При анализе текста требуется последовательно различать уровни структуры сообщения. В перспективе оценки отклика потребителя на некоторый текст - а именно такова прикладная цель анализа - это значит, что формальная структура определяет процесс восприятия и понимания, а содержательная структура определяет, в конечном счете, воздействие рекламного текста на поведение и систему ценностей потребителя, т.е эффект рекламы.

Содержательную структуру рекламного сообщения можно разложить на элементы.

Упрощенно можно считать, что содержание рекламного сообщения есть сопоставленное данной марке определенное сочетание ниточек - чувствительных струн души. Учитывая роль рекламы как поводыря, поставщика жизненных ориентиров в обществе потребления (в других типах обществ эту роль выполняют преимущественно церковь, партия, искусство - различные формы идеологии), нельзя пройти мимо того факта, что творцы рекламы - этого единственного вполне бесплатного товара - и есть сегодня “инженеры человеческих душ”, интуитивно или по науке владеющие ключиками от людских сердец. Эти ключики и их сравнительная важность посчитаны и расклассифицированы социологами, которые исследуют систему ценностей. Владея информацией о системах ценностей целевых групп, мы можем установить, насколько адекватно этой системе содержание некоторого рекламного текста. Только перед тем нам будет нужно разложить это содержание на элементы смысла - семантические множители, некоторые из которых обязаны совпасть с ключиками от сердец, уже описанны ми социологами.
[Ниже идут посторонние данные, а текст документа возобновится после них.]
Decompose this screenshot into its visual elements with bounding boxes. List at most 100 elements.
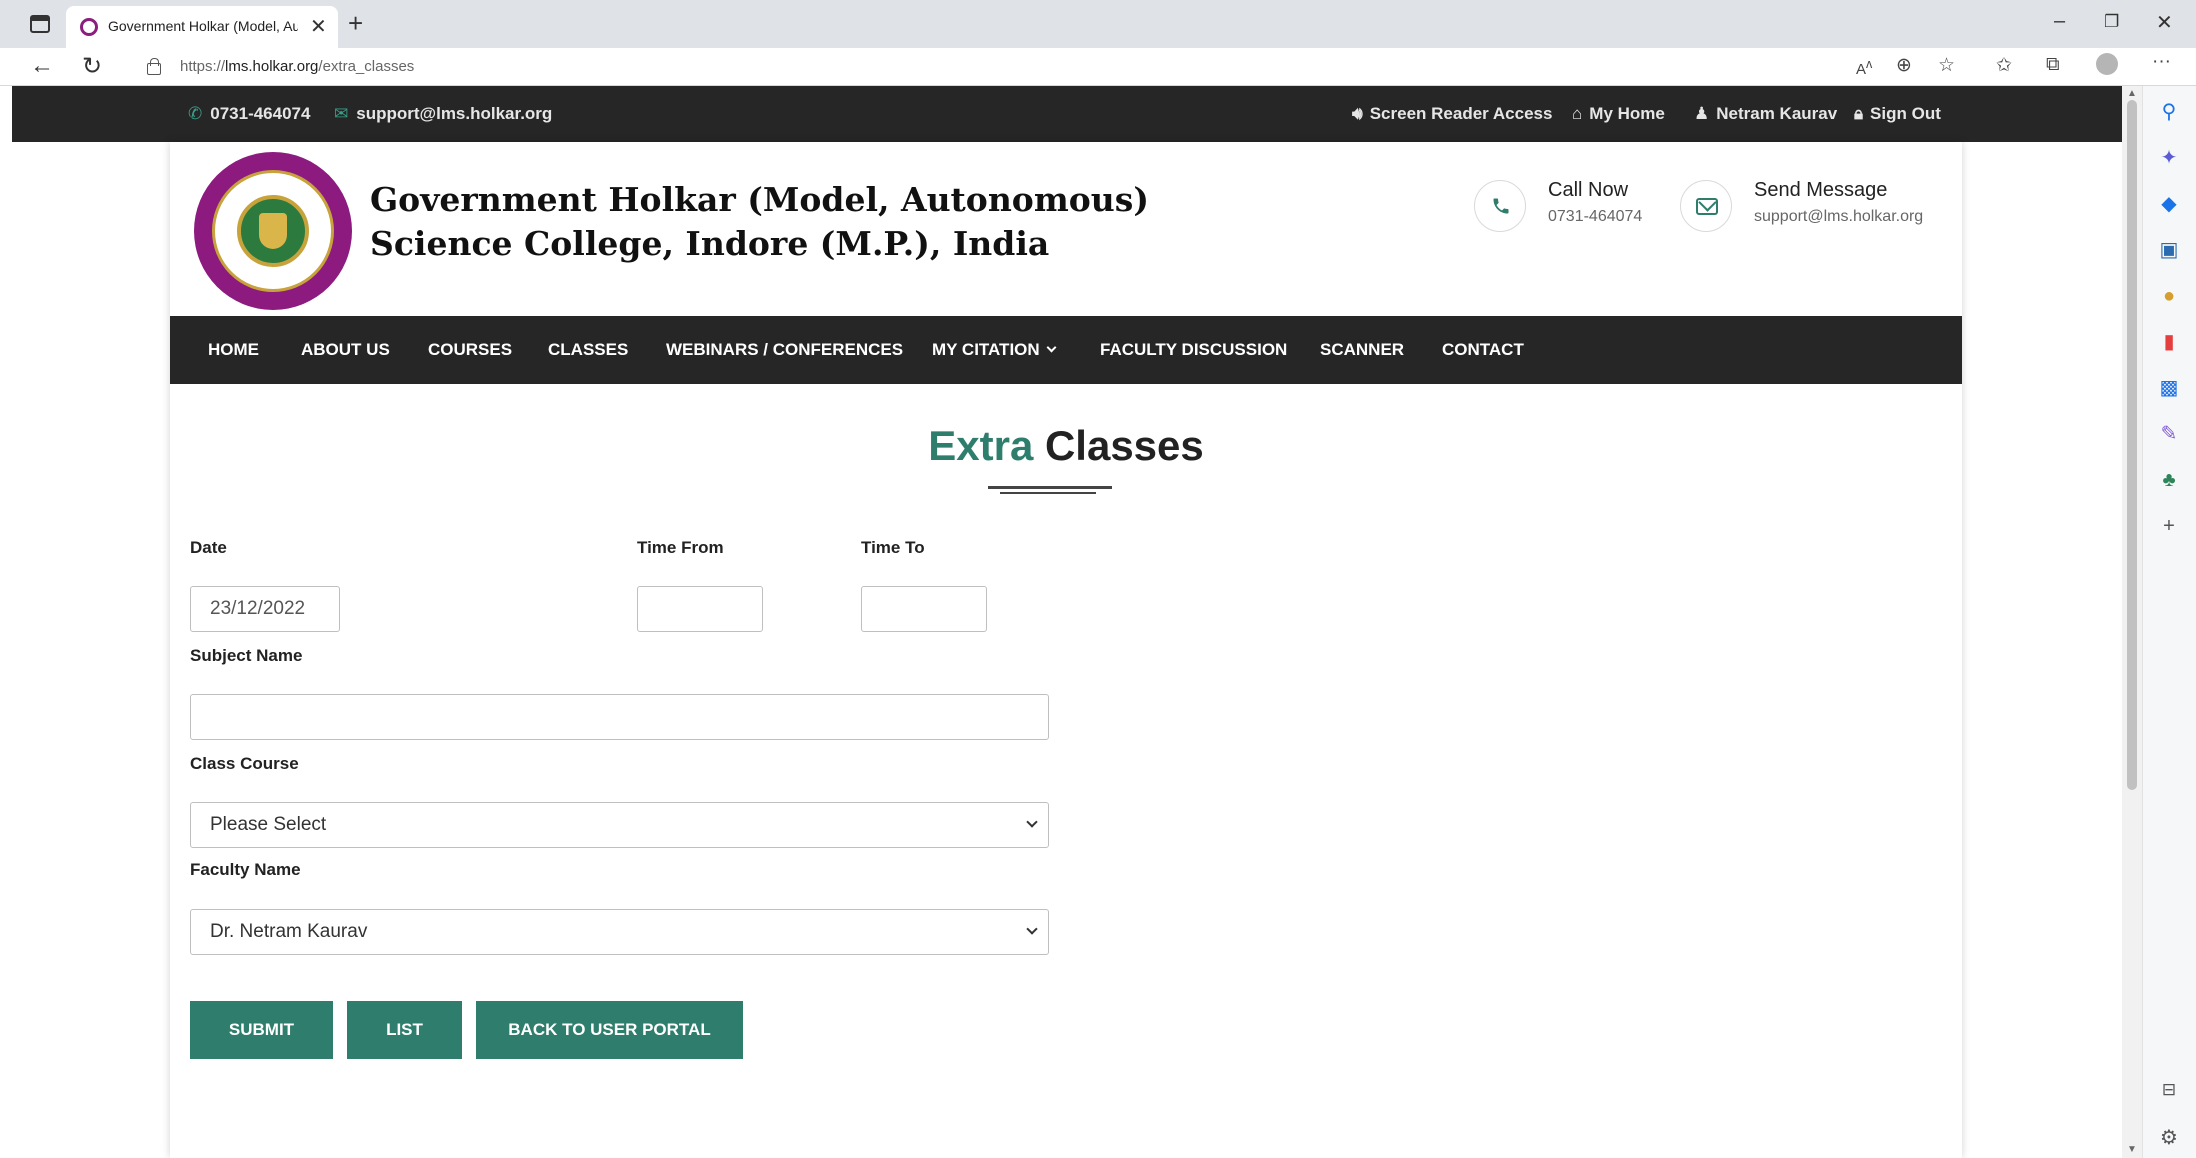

Конечно, было бы натяжкой утверждать, что в рекламе Marlboro содержание состоит исключительно из американских корней времен покорения дикого Запада, приключений, борьбы, настоящей мужественности и близости к природе (ср. в переводе С.Маршака - “из чего только сделаны мальчики?”). Но на некотором этапе подобная формулировка нам потребуется, ведь мы будем рассматривать, как эти элементы смысла закодированы в формальной структуре сообщения, и вот как раз тут нам на помощь придет инструментарий риторики, модифицированный для истолкования не только вербальных, но и визуальных компонентов текста.

И, разумеется, в содержании текста есть много еще чего, о чем и сказать в словах затруднительно: как уже отмечалось, образ, будь он художественный или рекламный (одно другого не исключает), обладает свойством непересказываемости. Однако мы в силах вычленить значение элементов, из которых этот образ складывается (ковбой, выражение его лица, его одежда и поза, пейзаж, перспектива, соотношение цветов и форм, слоган и т.п.), и элементы, на которые раскладывается смысл этого образа - и все для того, чтобы смоделировать подробности пути, который частью осознанно, а частью бессознательно проходит получатель сообщения.

“Сопротивление материала” требует усилия при восприятии риторичного текста.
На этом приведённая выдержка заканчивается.